Atty. Gen. John Ashcroft said Lindh admitted in interviews with the FBI that he met Osama bin Laden and knew bin Laden had ordered the Sept. 11 attacks on the United States.

"He chose to embrace fanatics, and his allegiance to those terrorists never faltered," said Ashcroft. "Terrorists did not compel John Walker Lindh to join them. John Walker Lindh chose terrorists."

Lindh learned in early June that bin Laden had sent people to the United States to carry out suicide operations, according to an FBI affidavit. The document described an odyssey that began with Walker's conversion to Islam in 1997, later training in Pakistan and Afghanistan and a decision last year to join the Taliban.

Friends have described Lindh as an intelligent young man who wore full-length robes to high school and went by the name "Suleyman" after his conversion to Islam. After his capture in December, his parents, Marilyn Walker and Frank Lindh, had asked the public to withhold judgment about their son.

On Tuesday, Lindh's separated parents and James Brosnahan, their San Francisco-based lawyer, accused the government of denying Lindh mail from his parents and refusing to let him see a lawyer during 45 days of interrogation.

In announcing the charges, Ashcroft said the prisoner waived his right to consult a lawyer.

"We now hope that we will see our son soon and give him the love and support he needs," Walker and the elder Lindh said in a statement distributed by a public relations firm.

"We are grateful to live in a nation that presumes innocence and withholds judgment until all of the facts are presented, and we pray for a just resolution of this case."

Treacherous acts

"We may never know why he turned his back on our country and our values, but we cannot ignore that he did," Ashcroft said. "Youth is not absolution for treachery, and personal self-discovery is not an excuse to take up arms against your country."

While Lindh was charged with conspiring to kill Americans, it's not clear from the FBI affidavit whether he engaged in combat against American forces. He was deployed to the front lines to fight against opposition northern alliance forces, but after Sept. 11 his position was bombed in U.S. airstrikes and he retreated, surrendered and was taken into custody, the affidavit said.

Ashcroft said Lindh "had knowledge of the American forces in the theater ... and knew that participants in the conflict were not limited to ... members of the northern alliance."

Lindh also is being charged with providing support to terrorist organizations and engaging in prohibited transactions with the Taliban, Ashcroft said.

Additional charges mulled

The Bush administration had considered whether to charge Lindh in a civilian or military court and whether to charge him with treason, which carries the death penalty.

Ashcroft suggested that proving Lindh committed treason would be difficult, but he left open the possibility that other charges could be filed as evidence is developed.

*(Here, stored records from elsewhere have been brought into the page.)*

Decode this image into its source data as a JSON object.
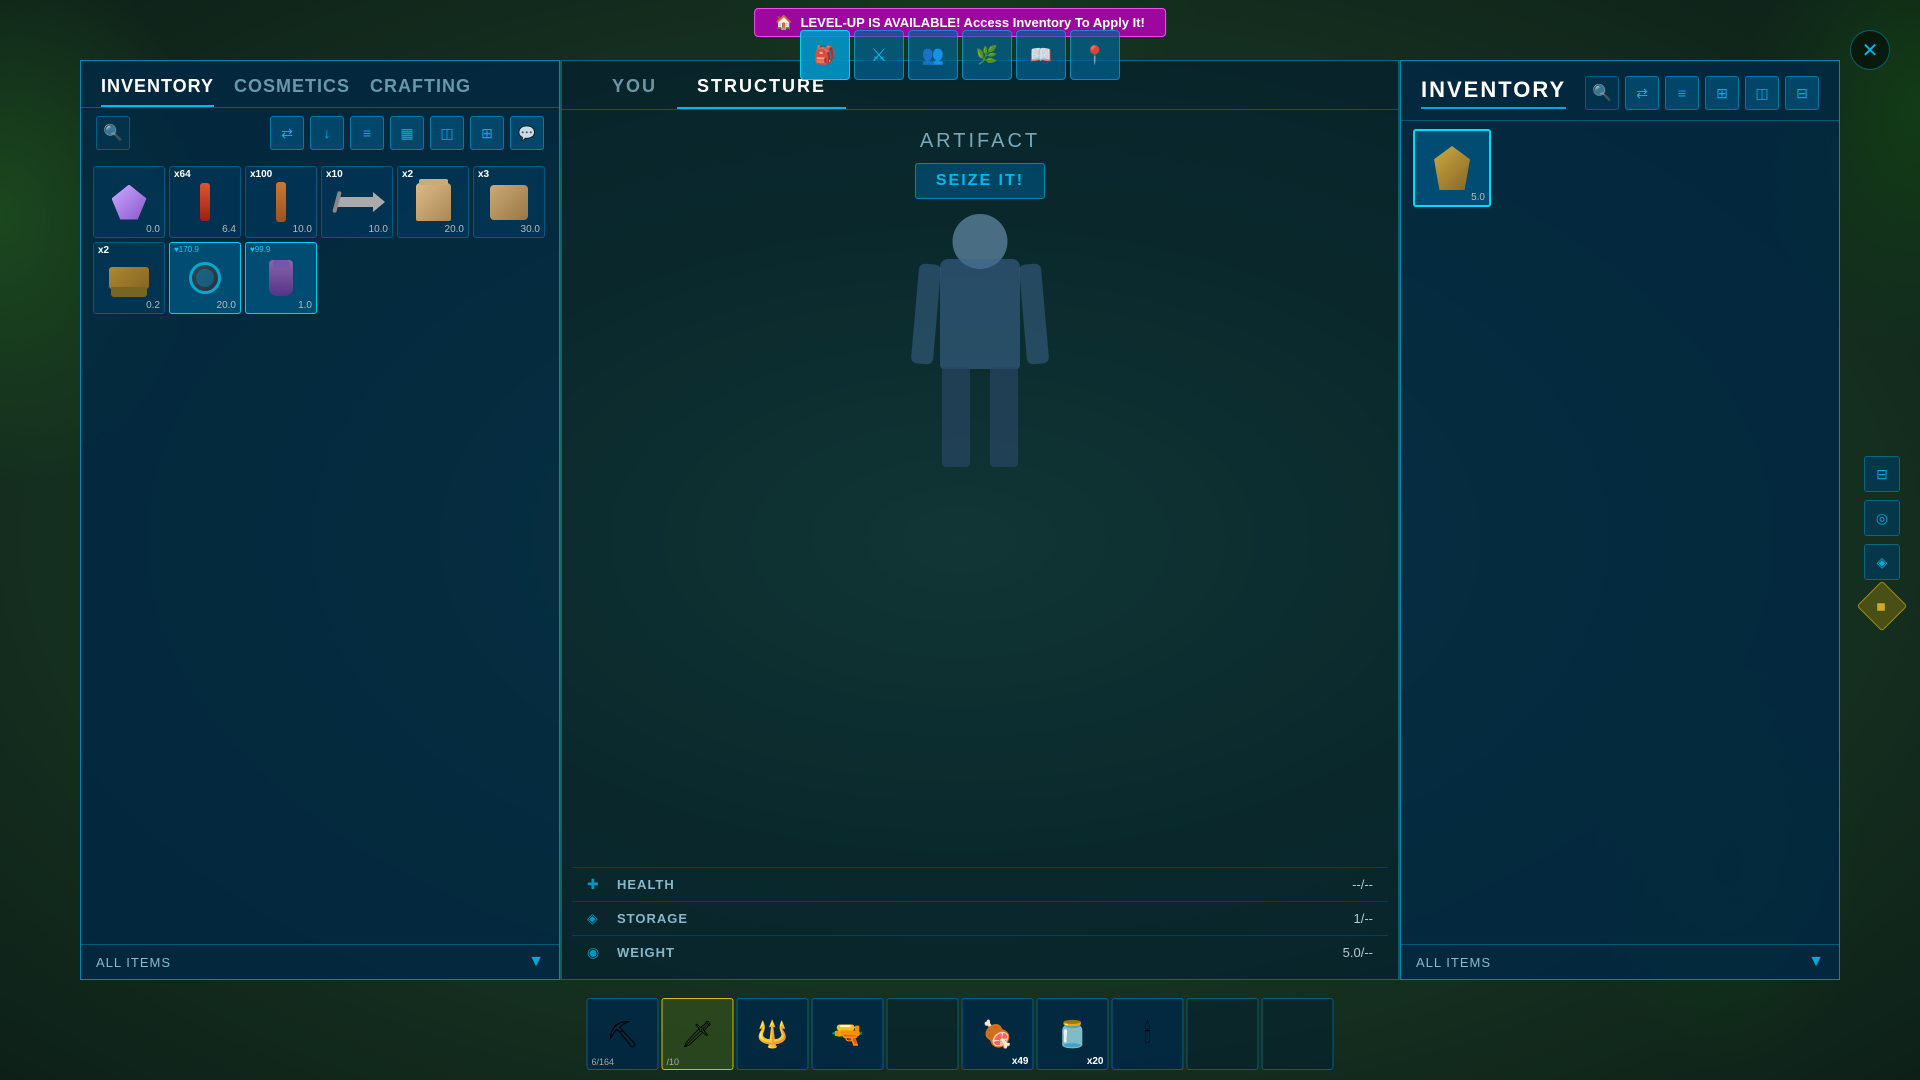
{
  "notification": {
    "icon": "🏠",
    "text": "LEVEL-UP IS AVAILABLE! Access Inventory To Apply It!"
  },
  "top_nav": {
    "buttons": [
      {
        "id": "inventory",
        "icon": "🎒",
        "active": true
      },
      {
        "id": "character",
        "icon": "⚔",
        "active": false
      },
      {
        "id": "tribe",
        "icon": "👥",
        "active": false
      },
      {
        "id": "crafting",
        "icon": "🌿",
        "active": false
      },
      {
        "id": "map",
        "icon": "📖",
        "active": false
      },
      {
        "id": "location",
        "icon": "📍",
        "active": false
      }
    ]
  },
  "close_label": "✕",
  "left_panel": {
    "tabs": [
      {
        "label": "INVENTORY",
        "active": true
      },
      {
        "label": "COSMETICS",
        "active": false
      },
      {
        "label": "CRAFTING",
        "active": false
      }
    ],
    "toolbar_buttons": [
      "⇄",
      "↓",
      "≡",
      "▦",
      "◫",
      "⊞",
      "💬"
    ],
    "items": [
      {
        "qty": null,
        "value": "0.0",
        "type": "crystal",
        "selected": false
      },
      {
        "qty": "x64",
        "value": "6.4",
        "type": "red_stick",
        "selected": false
      },
      {
        "qty": "x100",
        "value": "10.0",
        "type": "orange_stick",
        "selected": false
      },
      {
        "qty": "x10",
        "value": "10.0",
        "type": "arrow",
        "selected": false
      },
      {
        "qty": "x2",
        "value": "20.0",
        "type": "roll",
        "selected": false
      },
      {
        "qty": "x3",
        "value": "30.0",
        "type": "roll2",
        "selected": false
      },
      {
        "qty": "x2",
        "value": "0.2",
        "type": "comb",
        "selected": false
      },
      {
        "qty": "♥170.9",
        "value": "20.0",
        "type": "gear",
        "selected": true
      },
      {
        "qty": "♥99.9",
        "value": "1.0",
        "type": "flask",
        "selected": true
      }
    ],
    "filter": "ALL ITEMS"
  },
  "middle_panel": {
    "tabs": [
      {
        "label": "YOU",
        "active": false
      },
      {
        "label": "STRUCTURE",
        "active": true
      }
    ],
    "structure_title": "ARTIFACT",
    "seize_label": "SEIZE IT!",
    "stats": [
      {
        "icon": "+",
        "name": "HEALTH",
        "value": "--/--"
      },
      {
        "icon": "◈",
        "name": "STORAGE",
        "value": "1/--"
      },
      {
        "icon": "◉",
        "name": "WEIGHT",
        "value": "5.0/--"
      }
    ]
  },
  "right_panel": {
    "title": "INVENTORY",
    "toolbar_buttons": [
      "⇄",
      "≡",
      "⊞",
      "◫",
      "⊟"
    ],
    "items": [
      {
        "qty": null,
        "value": "5.0",
        "type": "artifact_item",
        "selected": true
      }
    ],
    "filter": "ALL ITEMS"
  },
  "hotbar": {
    "slots": [
      {
        "type": "pickaxe",
        "icon": "⛏",
        "qty": null,
        "val": "6/164",
        "active": false
      },
      {
        "type": "sword",
        "icon": "🗡",
        "qty": null,
        "val": "/10",
        "active": true
      },
      {
        "type": "staff",
        "icon": "𝄙",
        "qty": null,
        "val": null,
        "active": false
      },
      {
        "type": "gun",
        "icon": "🔫",
        "qty": null,
        "val": null,
        "active": false
      },
      {
        "type": "empty",
        "icon": null,
        "qty": null,
        "val": null,
        "active": false
      },
      {
        "type": "meat",
        "icon": "🍖",
        "qty": "x49",
        "val": null,
        "active": false
      },
      {
        "type": "pot",
        "icon": "🫙",
        "qty": "x20",
        "val": null,
        "active": false
      },
      {
        "type": "candle",
        "icon": "🕯",
        "qty": null,
        "val": null,
        "active": false
      },
      {
        "type": "empty",
        "icon": null,
        "qty": null,
        "val": null,
        "active": false
      },
      {
        "type": "empty",
        "icon": null,
        "qty": null,
        "val": null,
        "active": false
      }
    ]
  },
  "right_side_icons": [
    {
      "id": "icon1",
      "symbol": "⊟"
    },
    {
      "id": "icon2",
      "symbol": "◎"
    },
    {
      "id": "icon3",
      "symbol": "◈"
    },
    {
      "id": "diamond",
      "symbol": "◆",
      "is_diamond": true
    }
  ]
}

"The Constitution imposes a high evidentiary burden to prove the charge of treason" a confession in open court or testimony by two witnesses, said Ashcroft.

White House spokesman Ari Fleischer said President Bush "is supportive of the process put in place. He is confident that the process will end in justice."

The charges were recommended to Bush by the National Security Council, which mediated advice from the Justice Department, the Pentagon and the State Department.

Lindh was captured in November fighting with the Taliban in Afghanistan. He was taken into custody by U.S. forces after a prison uprising at a fortress in the northern Afghan city of Mazar-e-Sharif.

CIA agent Johnny Michael Spann, who had questioned Lindh, was killed in the uprising. There has been no indication that Lindh was involved in Spann's death.

The federal affidavit said that after Spann interviewed him, Lindh was moved to a lawn and tried to run when he heard gunfire. He was shot in the leg. "Walker claims not to have seen what happened to the two Americans who had interviewed him," the affidavit said.

Lindh since then has been held on the amphibious attack ship USS Bataan in the Arabian Sea. He will be transferred to FBI custody, Ashcroft said. A court date has not been set for his initial appearance in Virginia.